Usually it pays to be nimble. And at the top law firms, increasingly, the more nimble they are the more their best partners get paid.
This is not only important for partners, it’s also critical for management. In a mobile market your stars will walk if their remuneration fails to match their contribution. And lockstep looks an increasingly outmoded method of ensuring the two are in line.
The confirmation last week that Norton Rose is overhauling its lockstep to put more emphasis on individual partner performance underlines this.
As the firm’s group chief executive Peter Martyr says, the move is aimed at introducing “greater flexibility” when assessing a partner’s performance and allocating rewards.
imilar changes are taking place across the market. Take today’s story on Charles Russell. The firm is re-engineering its seven-step lockstep to include a performance-related element for the first time. Chairman Michael Scott confirms that the primary driver is to enhance the firm’s ability to recruit and retain top talent.
Norton Rose’s reasons for taking a hammer to its equity ladder are similar, although ramping up its spread at the top from 300 to 350 points is more likely to be about increasing its attractiveness to a US suitor than wooing new blood.
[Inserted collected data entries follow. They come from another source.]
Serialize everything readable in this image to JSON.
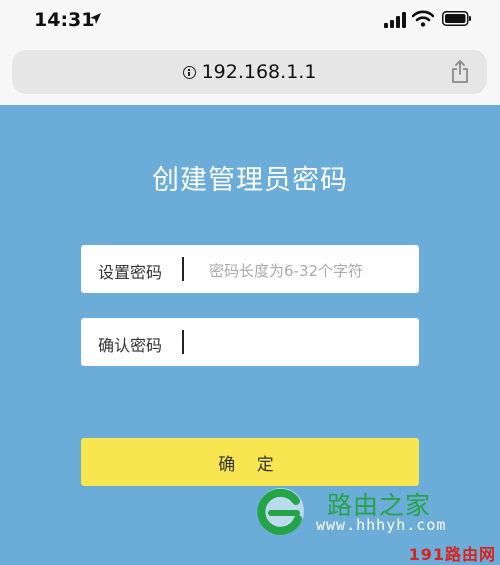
{
  "status_bar": {
    "time": "14:31"
  },
  "browser": {
    "url": "192.168.1.1"
  },
  "page": {
    "title": "创建管理员密码",
    "password_field": {
      "label": "设置密码",
      "placeholder": "密码长度为6-32个字符"
    },
    "confirm_field": {
      "label": "确认密码",
      "placeholder": ""
    },
    "confirm_button": "确 定"
  },
  "watermark": {
    "site_name": "路由之家",
    "site_url": "www.hhhyh.com",
    "corner_text": "191路由网"
  },
  "colors": {
    "background": "#6badd8",
    "button": "#f7e650",
    "watermark_green": "#25a447",
    "watermark_red": "#d8231f"
  },
  "icons": [
    "location-arrow-icon",
    "signal-icon",
    "wifi-icon",
    "battery-icon",
    "info-icon",
    "share-icon",
    "watermark-logo-icon"
  ]
}
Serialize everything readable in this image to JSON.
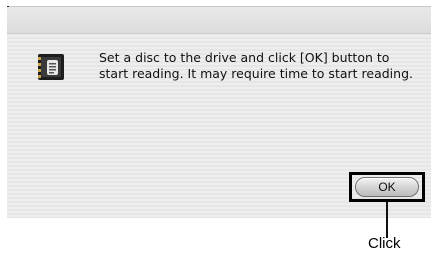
{
  "dialog": {
    "icon": "disc-reader-app-icon",
    "message": "Set a disc to the drive and click [OK] button to start reading. It may require time to start reading.",
    "ok_label": "OK"
  },
  "annotation": {
    "callout_label": "Click"
  },
  "colors": {
    "dialog_stripe_light": "#eeeeee",
    "dialog_stripe_dark": "#e6e6e6",
    "callout_outline": "#000000"
  }
}
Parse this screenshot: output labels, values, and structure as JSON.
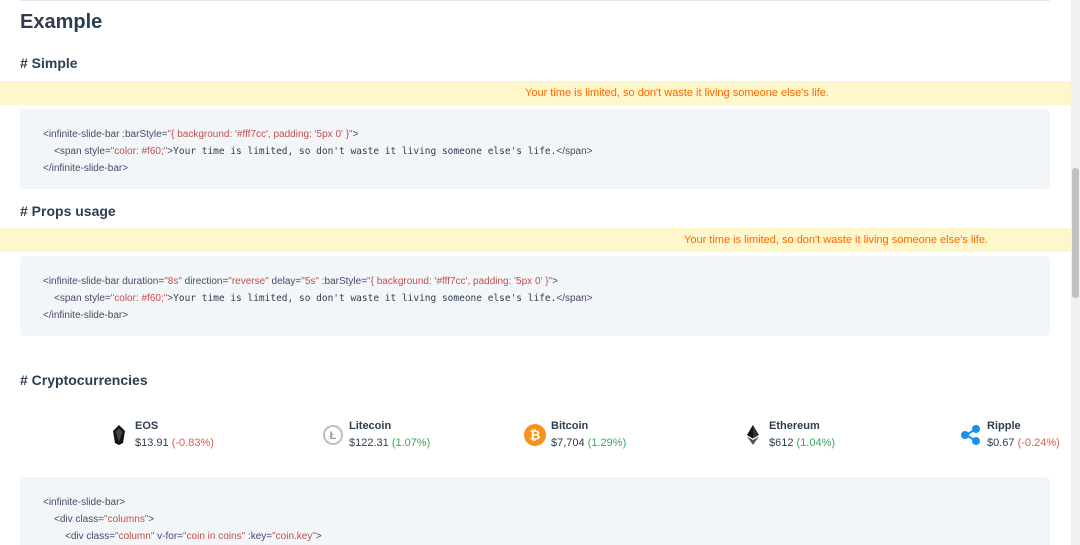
{
  "heading": "Example",
  "sections": {
    "simple": "# Simple",
    "props": "# Props usage",
    "crypto": "# Cryptocurrencies"
  },
  "banner_text": "Your time is limited, so don't waste it living someone else's life.",
  "code_simple": {
    "l1_tag": "<infinite-slide-bar ",
    "l1_attr": ":barStyle=",
    "l1_val": "\"{ background: '#fff7cc', padding: '5px 0' }\"",
    "l1_close": ">",
    "l2_tag": "<span ",
    "l2_attr": "style=",
    "l2_val": "\"color: #f60;\"",
    "l2_close": ">",
    "l2_text": "Your time is limited, so don't waste it living someone else's life.",
    "l2_end": "</span>",
    "l3": "</infinite-slide-bar>"
  },
  "code_props": {
    "l1_tag": "<infinite-slide-bar ",
    "a1": "duration=",
    "v1": "\"8s\"",
    "a2": " direction=",
    "v2": "\"reverse\"",
    "a3": " delay=",
    "v3": "\"5s\"",
    "a4": " :barStyle=",
    "v4": "\"{ background: '#fff7cc', padding: '5px 0' }\"",
    "l1_close": ">",
    "l2_tag": "<span ",
    "l2_attr": "style=",
    "l2_val": "\"color: #f60;\"",
    "l2_close": ">",
    "l2_text": "Your time is limited, so don't waste it living someone else's life.",
    "l2_end": "</span>",
    "l3": "</infinite-slide-bar>"
  },
  "code_crypto": {
    "l1": "<infinite-slide-bar>",
    "l2_tag": "<div ",
    "l2_attr": "class=",
    "l2_val": "\"columns\"",
    "l2_close": ">",
    "l3_tag": "<div ",
    "l3_a1": "class=",
    "l3_v1": "\"column\"",
    "l3_a2": " v-for=",
    "l3_v2": "\"coin in coins\"",
    "l3_a3": " :key=",
    "l3_v3": "\"coin.key\"",
    "l3_close": ">"
  },
  "coins": [
    {
      "name": "EOS",
      "price": "$13.91",
      "change": "(-0.83%)",
      "icon": "eos-icon"
    },
    {
      "name": "Litecoin",
      "price": "$122.31",
      "change": "(1.07%)",
      "icon": "litecoin-icon"
    },
    {
      "name": "Bitcoin",
      "price": "$7,704",
      "change": "(1.29%)",
      "icon": "bitcoin-icon"
    },
    {
      "name": "Ethereum",
      "price": "$612",
      "change": "(1.04%)",
      "icon": "ethereum-icon"
    },
    {
      "name": "Ripple",
      "price": "$0.67",
      "change": "(-0.24%)",
      "icon": "ripple-icon"
    }
  ],
  "colors": {
    "banner_bg": "#fff7cc",
    "banner_text": "#ff6600",
    "code_bg": "#f3f6f9",
    "positive": "#3aa55a",
    "negative": "#e05a4b",
    "bitcoin": "#f7931a"
  }
}
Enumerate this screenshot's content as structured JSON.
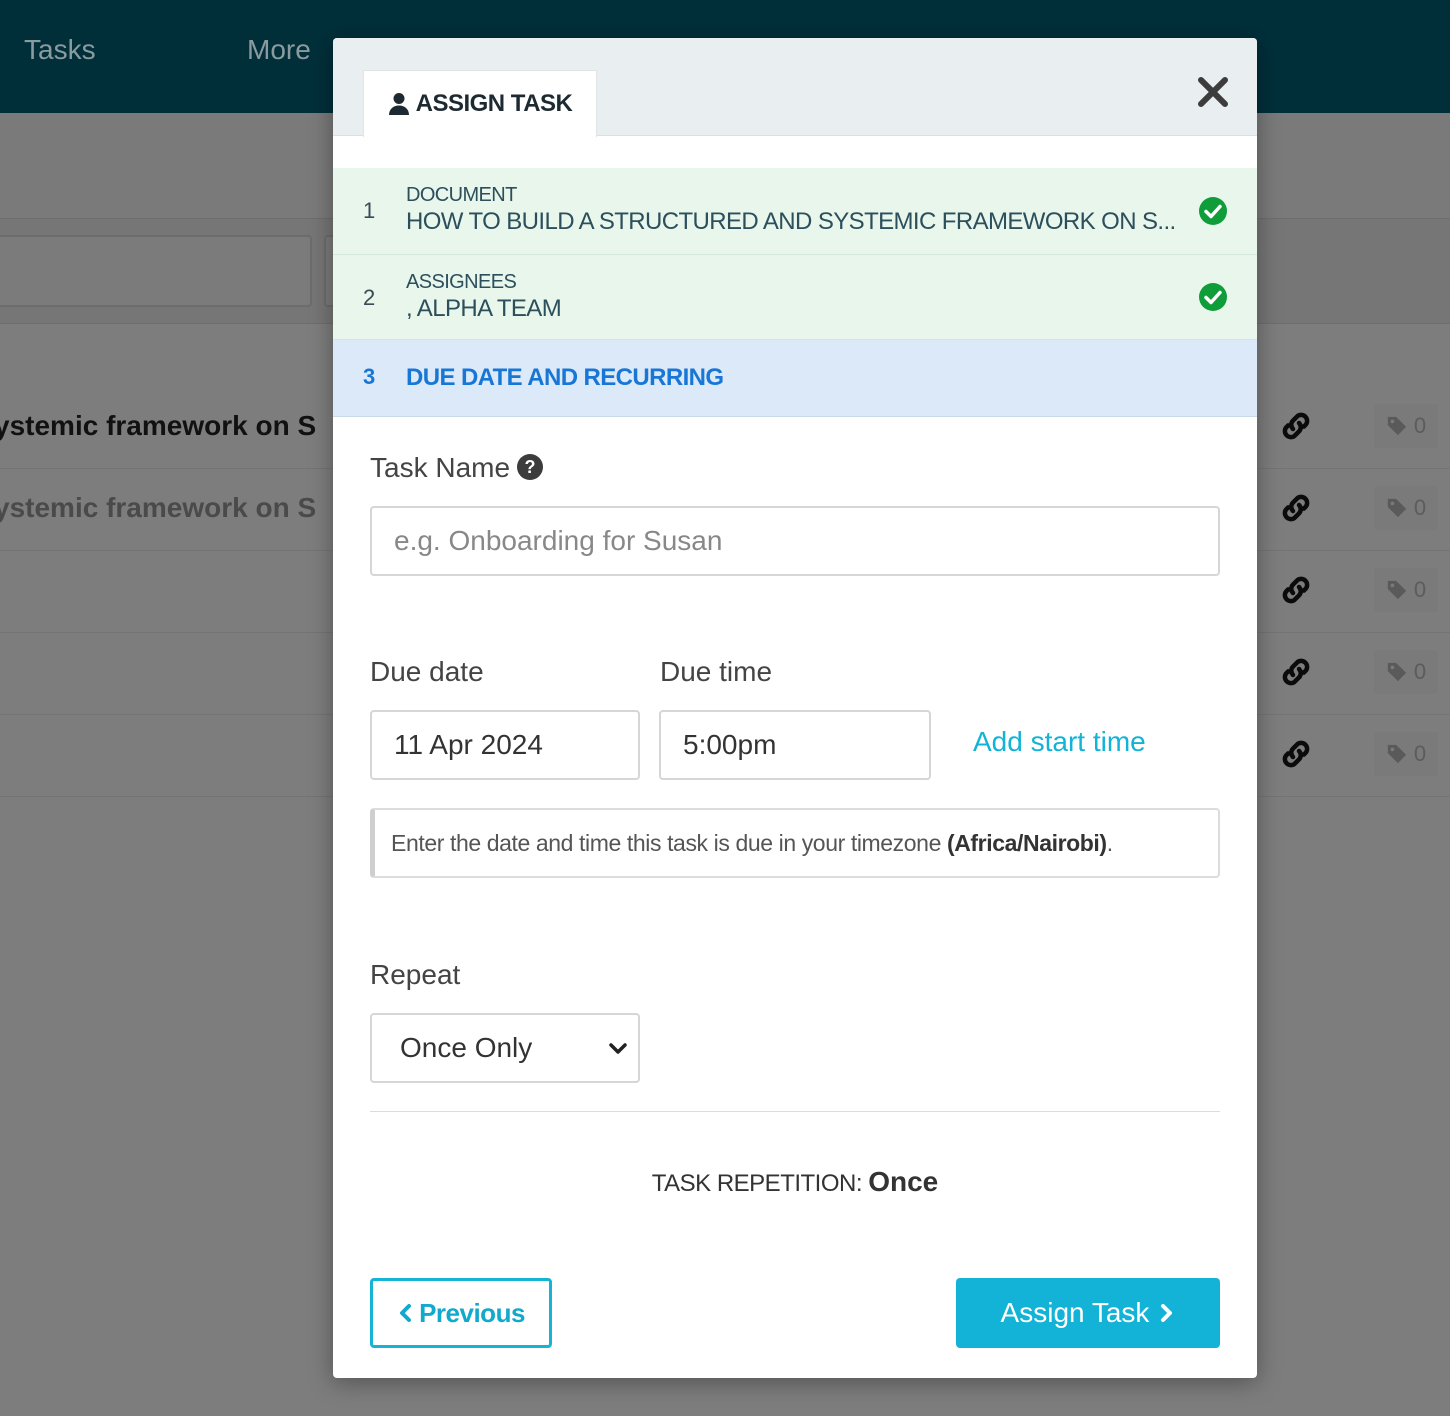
{
  "app": {
    "nav": [
      "Tasks",
      "More"
    ],
    "rows": [
      {
        "title": "ystemic framework on S",
        "tag_count": "0"
      },
      {
        "title": "ystemic framework on S",
        "tag_count": "0"
      },
      {
        "title": "",
        "tag_count": "0"
      },
      {
        "title": "",
        "tag_count": "0"
      },
      {
        "title": "",
        "tag_count": "0"
      }
    ]
  },
  "modal": {
    "tab_label": "ASSIGN TASK",
    "steps": [
      {
        "number": "1",
        "label": "DOCUMENT",
        "value": "HOW TO BUILD A STRUCTURED AND SYSTEMIC FRAMEWORK ON S...",
        "status": "complete"
      },
      {
        "number": "2",
        "label": "ASSIGNEES",
        "value": ", ALPHA TEAM",
        "status": "complete"
      },
      {
        "number": "3",
        "title": "DUE DATE AND RECURRING",
        "status": "active"
      }
    ],
    "task_name": {
      "label": "Task Name",
      "placeholder": "e.g. Onboarding for Susan",
      "value": ""
    },
    "due_date": {
      "label": "Due date",
      "value": "11 Apr 2024"
    },
    "due_time": {
      "label": "Due time",
      "value": "5:00pm"
    },
    "add_start_time": "Add start time",
    "timezone_hint": {
      "text": "Enter the date and time this task is due in your timezone ",
      "timezone": "(Africa/Nairobi)",
      "suffix": "."
    },
    "repeat": {
      "label": "Repeat",
      "selected": "Once Only"
    },
    "repetition_summary": {
      "label": "TASK REPETITION:",
      "value": "Once"
    },
    "buttons": {
      "previous": "Previous",
      "assign": "Assign Task"
    }
  },
  "colors": {
    "accent": "#12b3d6",
    "active_step": "#1877d6",
    "success": "#0f9d3a",
    "topbar": "#002f3a"
  }
}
Either way, in both cases, and at a growing number of firms, the key word is flexibility. Indeed, this theme was reflected in this year’s The Lawyer UK 200 Annual Report partnership survey, which asked partners to rate how satisfied they were that their remuneration reflected their contribution.
As one partner puts it: “The old law firm model is broken – there are too many people who take home too much at the top.”
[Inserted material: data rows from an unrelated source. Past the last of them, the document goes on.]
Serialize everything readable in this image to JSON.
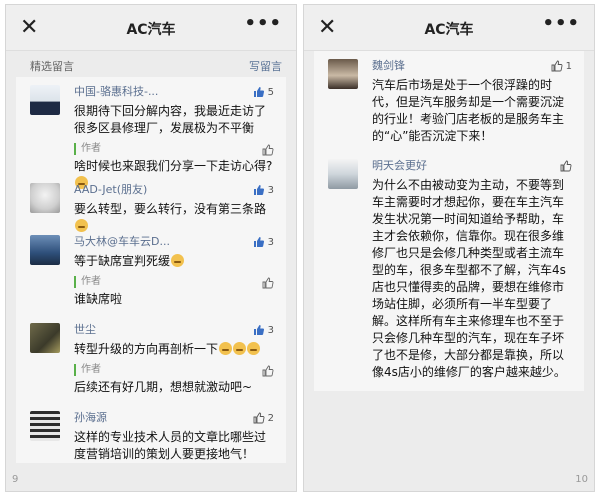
{
  "left": {
    "close_icon": "close-icon",
    "title": "AC汽车",
    "more": "•••",
    "section_title": "精选留言",
    "write_label": "写留言",
    "page_number": "9",
    "comments": [
      {
        "author": "中国-骆惠科技-...",
        "likes": "5",
        "liked": true,
        "text": "很期待下回分解内容，我最近走访了很多区县修理厂，发展极为不平衡",
        "reply_tag": "作者",
        "reply": "啥时候也来跟我们分享一下走访心得?"
      },
      {
        "author": "AAD-Jet(朋友)",
        "likes": "3",
        "liked": true,
        "text": "要么转型，要么转行，没有第三条路"
      },
      {
        "author": "马大林@车车云D...",
        "likes": "3",
        "liked": true,
        "text": "等于缺席宣判死缓",
        "reply_tag": "作者",
        "reply": "谁缺席啦"
      },
      {
        "author": "世尘",
        "likes": "3",
        "liked": true,
        "text": "转型升级的方向再剖析一下",
        "reply_tag": "作者",
        "reply": "后续还有好几期，想想就激动吧~"
      },
      {
        "author": "孙海源",
        "likes": "2",
        "liked": false,
        "text": "这样的专业技术人员的文章比哪些过度营销培训的策划人要更接地气！"
      }
    ]
  },
  "right": {
    "title": "AC汽车",
    "more": "•••",
    "page_number": "10",
    "comments": [
      {
        "author": "魏剑锋",
        "likes": "1",
        "liked": false,
        "text": "汽车后市场是处于一个很浮躁的时代，但是汽车服务却是一个需要沉淀的行业！考验门店老板的是服务车主的“心”能否沉淀下来！"
      },
      {
        "author": "明天会更好",
        "likes": "",
        "liked": false,
        "text": "为什么不由被动变为主动，不要等到车主需要时才想起你，要在车主汽车发生状况第一时间知道给予帮助，车主才会依赖你，信靠你。现在很多维修厂也只是会修几种类型或者主流车型的车，很多车型都不了解，汽车4s店也只懂得卖的品牌，要想在维修市场站住脚，必须所有一半车型要了解。这样所有车主来修理车也不至于只会修几种车型的汽车，现在车子坏了也不是修，大部分都是靠换，所以像4s店小的维修厂的客户越来越少。"
      }
    ]
  },
  "colors": {
    "like_active": "#3a6fc4",
    "like_inactive": "#555555",
    "author": "#5b6f8f",
    "reply_bar": "#59b049"
  }
}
Disaffection leads to disappearance, which means partner remuneration should now be an embedded part of a firm’s strategic thinking.
Consequently, this talent management issue is one of the themes highlighted by The Lawyer’s relaunched Workplace and Diversity Awards (formerly our HR Awards).
It’s where thought leadership meets partner engagement. Get it right and you’re smiling; get it wrong and you’re Howrey.